Leegstand kantoren en Duitse fondsen

Er is de laatste maanden veel aandacht geweest in de media over de leegstand van de kantorenmarkt. Er komt zo steeds meer kennis over de achtergronden en mechanismen die hier spelen. Deze week publiceerde de Volkskrant een eigen onderzoek waarin de leegstaande panden op volgorde van grootte op een rij werden gezet met vermelding van hun eigenaren. Zoals we al wisten stond het kantoor van KPMG in Amstelveen op een hoge tweede plaats met als eigenaar een Duitse belegger.

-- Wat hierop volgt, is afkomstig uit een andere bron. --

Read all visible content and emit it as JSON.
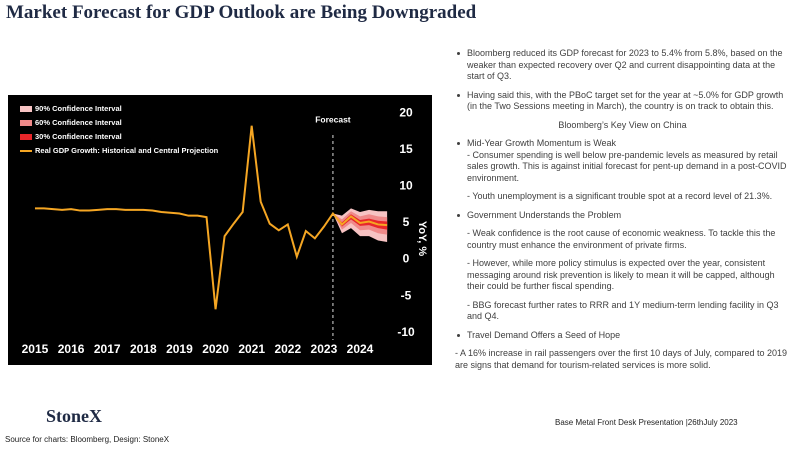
{
  "title": "Market Forecast for GDP Outlook are Being Downgraded",
  "notes": [
    "Bloomberg reduced its GDP forecast for 2023 to 5.4% from 5.8%, based on the weaker than expected recovery over Q2 and current disappointing  data at the start of Q3.",
    "Having said this, with the PBoC target set for the year at ~5.0% for GDP growth (in the Two Sessions meeting in March), the country is on track to obtain this.",
    "Bloomberg’s Key View on China",
    "Mid-Year Growth Momentum is Weak",
    "-  Consumer spending is well below pre-pandemic levels as measured by retail sales growth. This is against initial forecast for pent-up demand in a post-COVID environment.",
    "-  Youth unemployment is a significant trouble spot at a record level of 21.3%.",
    "Government Understands the Problem",
    "-  Weak confidence is the root cause of economic weakness. To tackle this the country must enhance the environment of private firms.",
    "-  However, while more policy stimulus is expected over the year, consistent messaging around risk prevention is likely to mean it will be capped, although their could be further fiscal spending.",
    "-  BBG forecast further rates to RRR and 1Y medium-term lending facility in Q3 and Q4.",
    "Travel Demand Offers a Seed of Hope",
    "- A 16%  increase in rail passengers over the first 10 days of July, compared to 2019 are signs that demand for tourism-related services is more solid."
  ],
  "logo": "StoneX",
  "source": "Source for charts: Bloomberg, Design: StoneX",
  "presentation": "Base Metal Front Desk Presentation  |26thJuly 2023",
  "chart_data": {
    "type": "line",
    "y_label": "YoY, %",
    "x": [
      2015,
      2015.25,
      2015.5,
      2015.75,
      2016,
      2016.25,
      2016.5,
      2016.75,
      2017,
      2017.25,
      2017.5,
      2017.75,
      2018,
      2018.25,
      2018.5,
      2018.75,
      2019,
      2019.25,
      2019.5,
      2019.75,
      2020,
      2020.25,
      2020.5,
      2020.75,
      2021,
      2021.25,
      2021.5,
      2021.75,
      2022,
      2022.25,
      2022.5,
      2022.75,
      2023,
      2023.25,
      2023.5,
      2023.75,
      2024,
      2024.25,
      2024.5,
      2024.75
    ],
    "series": [
      {
        "name": "Real GDP Growth: Historical and Central Projection",
        "color": "#f5a623",
        "values": [
          7.0,
          7.0,
          6.9,
          6.8,
          6.9,
          6.7,
          6.7,
          6.8,
          6.9,
          6.9,
          6.8,
          6.8,
          6.8,
          6.7,
          6.5,
          6.4,
          6.3,
          6.0,
          6.0,
          5.8,
          -6.8,
          3.2,
          4.9,
          6.5,
          18.3,
          7.9,
          4.9,
          4.0,
          4.8,
          0.4,
          3.9,
          2.9,
          4.5,
          6.3,
          4.8,
          5.9,
          5.0,
          5.2,
          4.8,
          4.7
        ]
      }
    ],
    "forecast_x": [
      2023.25,
      2023.5,
      2023.75,
      2024,
      2024.25,
      2024.5,
      2024.75
    ],
    "bands": [
      {
        "name": "90% Confidence Interval",
        "color": "#f7c3c3",
        "lower": [
          6.3,
          3.6,
          4.3,
          3.2,
          3.2,
          2.6,
          2.4
        ],
        "upper": [
          6.3,
          6.0,
          7.0,
          6.5,
          6.8,
          6.6,
          6.6
        ]
      },
      {
        "name": "60% Confidence Interval",
        "color": "#f08a8a",
        "lower": [
          6.3,
          4.1,
          5.0,
          4.0,
          4.1,
          3.6,
          3.4
        ],
        "upper": [
          6.3,
          5.5,
          6.6,
          5.9,
          6.2,
          5.9,
          5.8
        ]
      },
      {
        "name": "30% Confidence Interval",
        "color": "#e8262a",
        "lower": [
          6.3,
          4.5,
          5.5,
          4.6,
          4.7,
          4.3,
          4.1
        ],
        "upper": [
          6.3,
          5.1,
          6.2,
          5.4,
          5.6,
          5.3,
          5.2
        ]
      }
    ],
    "forecast": {
      "x": 2023.25,
      "label": "Forecast"
    },
    "xlim": [
      2014.53,
      2024.83
    ],
    "xticks": [
      2015,
      2016,
      2017,
      2018,
      2019,
      2020,
      2021,
      2022,
      2023,
      2024
    ],
    "ylim": [
      -11,
      22.5
    ],
    "yticks": [
      -10,
      -5,
      0,
      5,
      10,
      15,
      20
    ],
    "grid": false,
    "legend": "top-left",
    "background": "#000000"
  }
}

We snappen nu ook beter waarom leegstaande kantoren niet (sneller) worden afgewaardeerd op de balansen van hun eigenaren. Veel kantoren zijn gekocht met geleend geld en afwaardering zou betekenen dat de lener geld moet bijstorten omdat het onderpand voor de lening niet meer volstaat. En als dat geld er niet is kan dat betekenen faillissement voor bijvoorbeeld de vastgoedontwikkelaar (als lener). Alles wijst er op dat de druk om toch af te moeten waarderen toeneemt waardoor ook banken en pensioenfondsen nog wat voor hun kiezen gaan krijgen.

Bijzonder hierbij is de situatie van Duitse (pensioen-) fondsen op de Nederlandse markt. Uit genoemd onderzoek van de Volkskrant blijkt dat Duitse fondsen ongeveer 25% van de leegstaande kantoorpanden in bezit hebben. Wat ik in ieder geval niet wist is dat Duitse fondsen een zogenaamd open karakter hebben. Dat betekent dat inleggers/investeerders binnen randvoorwaarden hun geld kunnen opeisen. Het besef van de niet reële balanswaarde begint bij de Duitser door te dringen en het vertrouwen in vastgoedbeleggingen is sterk gedaald. Om aan geld te komen dat de inleggers nu opeisen (noem het een ‘bankrun’) moeten de fondsen nu gedwongen hun vastgoed verkopen.

De fondsen mogen uitbetaling twee jaar opschorten en ook is de verkoopprijs in fasen aan een bepaald minimum gebonden, maar hoe dan ook is het een kwestie van tijd voordat de panden versneld in de verkoop komen. De gevolgen laten zich raden: een verdere prijsdaling van vastgoed (en bijbehorende huren). Daar staat tegenover dat dalende huren deels een oplossing kunnen zijn juist voor de gewraakte leegstand. Nederlandse fondsen worden minder onder druk gezet omdat veel van onze fondsen geen ‘open’ karakter hebben (inleggers kunnen hun geld niet opeisen).